China’s 2022 growth of 3% was well below the official target of around 5.5%. Excluding a 2.2% expansion after the first hit of COVID-19 in 2020, it was the worst result in nearly half a century.

Asia Pacific stocks outside of Japan (.MIAPJ0000PUS) extended losses in response and fell 0.4%. Hong Kong stocks (.HSI) fell 0.8% and China’s benchmark CSI300 index (.CSI300) recouped losses to close unchanged.

In Europe, China-exposed financials HSBC (HSBA.L) and Prudential (PRU.L) fell 1% and 0.4% respectively.

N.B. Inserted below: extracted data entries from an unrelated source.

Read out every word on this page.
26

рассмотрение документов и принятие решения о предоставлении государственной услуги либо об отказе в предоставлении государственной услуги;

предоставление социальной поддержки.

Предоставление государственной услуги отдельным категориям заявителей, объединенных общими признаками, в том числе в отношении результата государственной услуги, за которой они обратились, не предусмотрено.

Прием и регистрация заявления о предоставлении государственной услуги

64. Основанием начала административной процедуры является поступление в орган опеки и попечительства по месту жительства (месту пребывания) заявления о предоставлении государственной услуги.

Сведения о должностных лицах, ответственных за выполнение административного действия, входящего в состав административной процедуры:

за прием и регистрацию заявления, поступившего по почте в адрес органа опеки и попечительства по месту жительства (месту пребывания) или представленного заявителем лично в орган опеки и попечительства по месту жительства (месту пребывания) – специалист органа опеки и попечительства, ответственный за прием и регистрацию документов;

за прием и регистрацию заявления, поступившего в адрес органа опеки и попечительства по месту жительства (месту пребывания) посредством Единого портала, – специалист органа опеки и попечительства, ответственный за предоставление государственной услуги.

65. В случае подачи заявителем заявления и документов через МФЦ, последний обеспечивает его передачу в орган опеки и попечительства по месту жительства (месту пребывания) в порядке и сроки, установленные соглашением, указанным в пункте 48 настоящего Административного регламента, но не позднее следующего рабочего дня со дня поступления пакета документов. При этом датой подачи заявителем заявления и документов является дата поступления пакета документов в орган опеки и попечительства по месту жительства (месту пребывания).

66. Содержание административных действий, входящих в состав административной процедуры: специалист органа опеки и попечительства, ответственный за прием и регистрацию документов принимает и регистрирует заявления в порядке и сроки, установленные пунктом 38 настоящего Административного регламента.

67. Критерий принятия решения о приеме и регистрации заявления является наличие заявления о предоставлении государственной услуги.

Economically sensitive consumer staples such as Unilever and Danone (DANO.PA) also fell more than 1% each.

Market players said investors were assessing how economies would expand as inflation peaks and central bank tightening slows, and data from China underscores doubts about whether it could act as a stimulus.

“What will revitalize growth?” said Gaël Combes, head of fundamental research at Unigestion. “China is unlikely to provide the momentum it has provided in the past, such as during the global financial crisis.”

Wall Street was expected to open slightly lower after a public holiday on Monday, with E-mini futures for the S&P 500 down 0.3%.


The dollar index rebounded from a seven-month low of 101.77 hit a day ago, holding at 102.30, while the Japanese yen held near seven-month highs as investors held their breath for a possible turnaround. policy at the Bank of Japan (BOJ) .

The yen steadied around 128.51 on Tuesday after hitting a high of 127.22 to the dollar on Monday, and traders are bracing for sharp moves when the Bank of Japan (BOJ) wraps up a two-day meeting on Wednesday.

The BOJ is under pressure to change its interest rate policy as soon as Wednesday after its bid for a breather failed, prompting bond investors to test their resolve.

Euro zone bond yields rose from monthly lows hit late last week, but global bond trading was cautious ahead of the BOJ meeting outcome.

Around the world, the R word continues to hold sway.

Two-thirds of leading public and private sector economists surveyed by the World Economic Forum in Davos expected a global recession this year, and around 18% considered it “extremely likely”, more than double the number in the previous survey conducted in September 2022 .

As stocks have rallied this year, other riskier assets have also gained. The number 1 cryptocurrency, bitcoin, posted a gain of about a quarter in January, jumping more than 20% in the last week alone, heading for its best month since October 2021. It last traded flat at $21,208 .

Spot gold was down 0.5% at $1,909.23 an ounce.

Reporting by Tom Wilson in London and Kane Wu in Hong Kong; Edited by Gerry Doyle, Neil Fullick and Alex Richardson

Our standards: Thomson Reuters Trust Principles.